Strategic Health Partnership Initiative
In partnership with the Russian Ministry of Health and Social Development, AIHA worked to harness the expertise of the US and Russian medical communities to bolster HIV/AIDS capacity in Russia, as well as strengthen Russia’s capacity to provide professional assistance to developing and transitioning nations around the globe, particularly as relates to laboratory services for HIV, tuberculosis, and other infectious diseases, through the USAID-supported Strategic Health Partnership Initiative. Click here to read the closeout report for Phase I of the project (2007-2010); click here to read the report for Phase II (2010-2012)
Ukraine National PMTCT Scale-up Project
In late 2000, AIHA launched a USAID-funded pilot PMTCT project to improve quality of care in Odessa Oblast by expanding collaboration between healthcare facilities and nongovernmental organizations providing services to people living with HIV/AIDS. This pilot project adopted a comprehensive medical-social model. Based on its success, AIHA implemented the Ukraine National PMTCT Scale-up Project starting in June 2005 in Cherkassy, Dnipropetrovsk, Kyiv, and Mykolayiv oblasts. In November 2005, the project was launched in the second-phase oblasts of Chernigiv, Crimea, Kherson, and Odessa, and continued through 2007. Final data concerning the HIV status of infants whose mothers participated in the PMTCT project was collected and analyzed in 2008, revealing that the rate of vertical transmission at the 32 target sites decreased from an average of 21 percent to 6 percent.

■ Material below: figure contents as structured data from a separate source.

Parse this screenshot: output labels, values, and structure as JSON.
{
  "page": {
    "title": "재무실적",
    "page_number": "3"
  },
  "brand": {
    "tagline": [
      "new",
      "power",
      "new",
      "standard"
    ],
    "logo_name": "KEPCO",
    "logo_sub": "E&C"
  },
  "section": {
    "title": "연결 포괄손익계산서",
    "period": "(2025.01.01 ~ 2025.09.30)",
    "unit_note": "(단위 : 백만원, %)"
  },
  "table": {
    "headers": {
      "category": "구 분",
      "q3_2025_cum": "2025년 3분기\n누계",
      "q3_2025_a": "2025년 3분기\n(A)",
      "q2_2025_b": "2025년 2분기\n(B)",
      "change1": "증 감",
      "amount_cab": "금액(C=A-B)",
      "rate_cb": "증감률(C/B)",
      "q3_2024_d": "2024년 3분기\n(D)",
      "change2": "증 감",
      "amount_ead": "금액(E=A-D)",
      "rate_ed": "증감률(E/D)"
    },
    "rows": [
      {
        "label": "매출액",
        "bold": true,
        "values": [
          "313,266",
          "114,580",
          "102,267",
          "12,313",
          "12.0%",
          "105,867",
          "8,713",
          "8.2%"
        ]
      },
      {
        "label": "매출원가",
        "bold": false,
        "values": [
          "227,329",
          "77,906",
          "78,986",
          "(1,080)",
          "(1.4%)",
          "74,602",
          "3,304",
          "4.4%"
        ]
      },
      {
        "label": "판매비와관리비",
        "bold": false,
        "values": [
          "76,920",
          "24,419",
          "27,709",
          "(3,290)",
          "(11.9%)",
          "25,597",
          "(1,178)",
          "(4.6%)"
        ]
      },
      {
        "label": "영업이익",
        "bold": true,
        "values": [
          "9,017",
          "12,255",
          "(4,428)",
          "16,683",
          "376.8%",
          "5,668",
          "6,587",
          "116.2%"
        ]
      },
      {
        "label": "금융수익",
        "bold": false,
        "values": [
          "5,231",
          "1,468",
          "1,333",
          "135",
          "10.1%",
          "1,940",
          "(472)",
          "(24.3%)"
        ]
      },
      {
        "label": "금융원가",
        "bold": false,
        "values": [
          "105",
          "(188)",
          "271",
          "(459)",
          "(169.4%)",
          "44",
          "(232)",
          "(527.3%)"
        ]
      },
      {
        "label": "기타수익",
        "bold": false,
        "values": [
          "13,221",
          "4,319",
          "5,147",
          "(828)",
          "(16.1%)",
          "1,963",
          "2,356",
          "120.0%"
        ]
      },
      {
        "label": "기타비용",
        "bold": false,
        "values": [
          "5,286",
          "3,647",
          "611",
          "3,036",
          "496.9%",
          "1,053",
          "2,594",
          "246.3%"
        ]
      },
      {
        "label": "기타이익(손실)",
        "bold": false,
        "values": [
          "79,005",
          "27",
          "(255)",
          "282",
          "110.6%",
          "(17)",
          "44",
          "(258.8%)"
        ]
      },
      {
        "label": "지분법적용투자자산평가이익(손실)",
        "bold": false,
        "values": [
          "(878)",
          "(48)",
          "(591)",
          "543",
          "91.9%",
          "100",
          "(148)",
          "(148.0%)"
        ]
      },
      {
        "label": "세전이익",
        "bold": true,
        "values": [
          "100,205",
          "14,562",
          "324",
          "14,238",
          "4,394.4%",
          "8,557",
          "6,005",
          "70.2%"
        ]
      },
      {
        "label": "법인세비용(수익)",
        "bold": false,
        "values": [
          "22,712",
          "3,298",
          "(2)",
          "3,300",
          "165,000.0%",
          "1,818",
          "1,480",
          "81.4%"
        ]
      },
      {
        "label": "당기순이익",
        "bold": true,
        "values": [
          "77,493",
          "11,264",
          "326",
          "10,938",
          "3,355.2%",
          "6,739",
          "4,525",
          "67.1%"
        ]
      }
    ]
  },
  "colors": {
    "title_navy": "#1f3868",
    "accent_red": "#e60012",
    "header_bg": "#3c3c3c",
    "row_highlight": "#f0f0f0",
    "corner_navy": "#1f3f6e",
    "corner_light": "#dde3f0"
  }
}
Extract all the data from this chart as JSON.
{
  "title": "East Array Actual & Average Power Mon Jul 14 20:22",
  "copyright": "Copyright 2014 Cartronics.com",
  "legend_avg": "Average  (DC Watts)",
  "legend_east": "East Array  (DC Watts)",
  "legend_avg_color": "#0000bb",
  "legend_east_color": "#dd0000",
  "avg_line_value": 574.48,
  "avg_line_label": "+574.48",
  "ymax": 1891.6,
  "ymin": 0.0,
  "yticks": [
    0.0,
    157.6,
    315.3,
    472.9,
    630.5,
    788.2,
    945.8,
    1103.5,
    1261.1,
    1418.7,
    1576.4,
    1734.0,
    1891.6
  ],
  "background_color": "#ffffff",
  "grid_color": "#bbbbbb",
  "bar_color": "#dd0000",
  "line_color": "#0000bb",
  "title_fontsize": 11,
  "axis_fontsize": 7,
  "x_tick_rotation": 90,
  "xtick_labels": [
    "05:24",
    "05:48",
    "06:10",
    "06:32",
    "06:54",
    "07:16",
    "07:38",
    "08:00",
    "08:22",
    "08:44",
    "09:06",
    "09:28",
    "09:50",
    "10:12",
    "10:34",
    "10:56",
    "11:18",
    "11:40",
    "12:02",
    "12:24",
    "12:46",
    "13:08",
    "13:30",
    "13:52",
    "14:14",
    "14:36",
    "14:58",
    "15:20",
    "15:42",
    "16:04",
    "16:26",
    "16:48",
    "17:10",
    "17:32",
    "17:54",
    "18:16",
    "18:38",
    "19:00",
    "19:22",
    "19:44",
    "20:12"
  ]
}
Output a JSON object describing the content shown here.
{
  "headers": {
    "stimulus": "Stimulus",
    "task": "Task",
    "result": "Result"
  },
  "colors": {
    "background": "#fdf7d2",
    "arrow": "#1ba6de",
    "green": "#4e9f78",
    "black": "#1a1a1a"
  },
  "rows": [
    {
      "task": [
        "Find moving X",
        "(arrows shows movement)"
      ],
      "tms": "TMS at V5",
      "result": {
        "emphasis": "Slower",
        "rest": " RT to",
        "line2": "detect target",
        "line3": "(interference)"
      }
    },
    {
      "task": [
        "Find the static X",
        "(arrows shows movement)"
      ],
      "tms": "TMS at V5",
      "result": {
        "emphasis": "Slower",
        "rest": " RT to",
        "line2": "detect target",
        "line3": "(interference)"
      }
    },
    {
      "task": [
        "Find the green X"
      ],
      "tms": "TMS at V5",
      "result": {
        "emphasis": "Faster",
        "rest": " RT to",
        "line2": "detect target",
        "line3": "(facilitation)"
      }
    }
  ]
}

Other notable outcomes include an expanded pool of 303 trained healthcare providers, managers, and allied staff capable of providing quality, evidence-based PMTCT-related services at project sites and the creation of methodological centers of PMTCT excellence in each oblast, which greatly strengthened local capacity-building infrastructure.
Volga River AIDS Alliance
AIHA and AIDS Healthcare Foundation (AHF) implemented the Volga River AIDS Alliance from December 2006 through December 2008. This public-private partnership was designed to scale up primary level care and treatment for PLHIV in Russia’s Samara and Saratov oblasts. It was supported by USAID through its Global Development Alliance Initiative. The project built on the many accomplishments of AIHA’s USAID-funded partnerships linking institutions in Saratov with a community-based health consortium in Bemidji, Minnesota, and health facilities in the Russian city of Togliatti with counterparts in Providence, Rhode Island. Both these partnerships were established in 2004 to create model HIV/AIDS care, treatment, and support programs that could be replicated throughout Russia. As the implementing partner, AIHA led the training and monitoring and evaluation components, while AHF provided expertise in clinic operations and management, as well as professional mentors and faculty.